Two brothers, separated during the Partition in 1947, recently had a deeply moving reunion at the Kartarpur Corridor in Pakistan.
A video of the two elderly men crying and hugging each other on meeting after 74 years has struck a chord with many people.
The clip, tweeted by journalist Ravinder Singh Robin, showed the brothers being escorted by their relatives to their meeting point.
As they moved closer, the people accompanying the brothers greeted each other. The two men then embraced and wept. One of them consoled the other saying “we met after all”.
"Emotions run high and tears wouldn't stop from the eyes of septuagenarian brothers who were divided during Indo Pak partition but reunited at Kartarpur Sahib after 74 years," Singh said in his tweet.
According to Pakistani media reports, one of the brothers is Siddique, a resident of Faisalabad in Pakistan, while the other is Habib from Phullanwalla village on the Indian side.
Their story is like those of millions of families uprooted and torn apart from because of the violent partition of British-ruled India into two dominions – India and Pakistan – in 1947.

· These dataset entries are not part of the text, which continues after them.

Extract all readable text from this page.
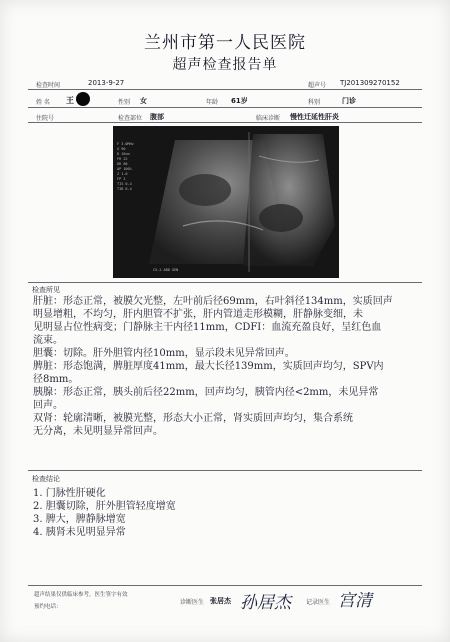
兰州市第一人民医院
超声检查报告单
检查时间	2013-9-27	超声号 TJ201309270152
姓 名 王	性别 女	年龄 61岁	科别	门诊
住院号	检查部位 腹部	临床诊断 慢性迁延性肝炎
F 3.0MHz
G 90
D 16cm
FR 22
DR 60
AP 100%
Z 1.0
FP 2
TIS 0.4
TIB 0.4
C5-2 ABD GEN
检查所见
肝脏：形态正常，被膜欠光整，左叶前后径69mm，右叶斜径134mm，实质回声
明显增粗，不均匀，肝内胆管不扩张，肝内管道走形模糊，肝静脉变细，未
见明显占位性病变；门静脉主干内径11mm，CDFI：血流充盈良好，呈红色血
流束。
胆囊：切除。肝外胆管内径10mm，显示段未见异常回声。
脾脏：形态饱满，脾脏厚度41mm，最大长径139mm，实质回声均匀，SPV内
径8mm。
胰腺：形态正常，胰头前后径22mm，回声均匀，胰管内径<2mm，未见异常
回声。
双肾：轮廓清晰，被膜光整，形态大小正常，肾实质回声均匀，集合系统
无分离，未见明显异常回声。
检查结论
1. 门脉性肝硬化
2. 胆囊切除，肝外胆管轻度增宽
3. 脾大，脾静脉增宽
4. 胰肾未见明显异常
超声结果仅供临床参考，医生签字有效
预约电话：
诊断医生 张居杰 孙居杰	记录医生 宫清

Fifteen million people are believed to have been displaced because of the Partition. The death toll is estimated to be over 1 million.
A Twitter user said the Kartarpur Corridor, a visa-free border crossing opened in 2019, that allows Indian pilgrims to visit Gurdwara Darbar Sahib in Pakistan, had helped reunite the brothers. “A corridor of reunion,” Gagandeep Singh said.
“Two brothers who parted ways during the partition - one choosing India, the other Pakistan reunite for the first time in 74+ years at Kartarpur - the scars run deep but there is hope to heal,” journalist Ali Mustafa said.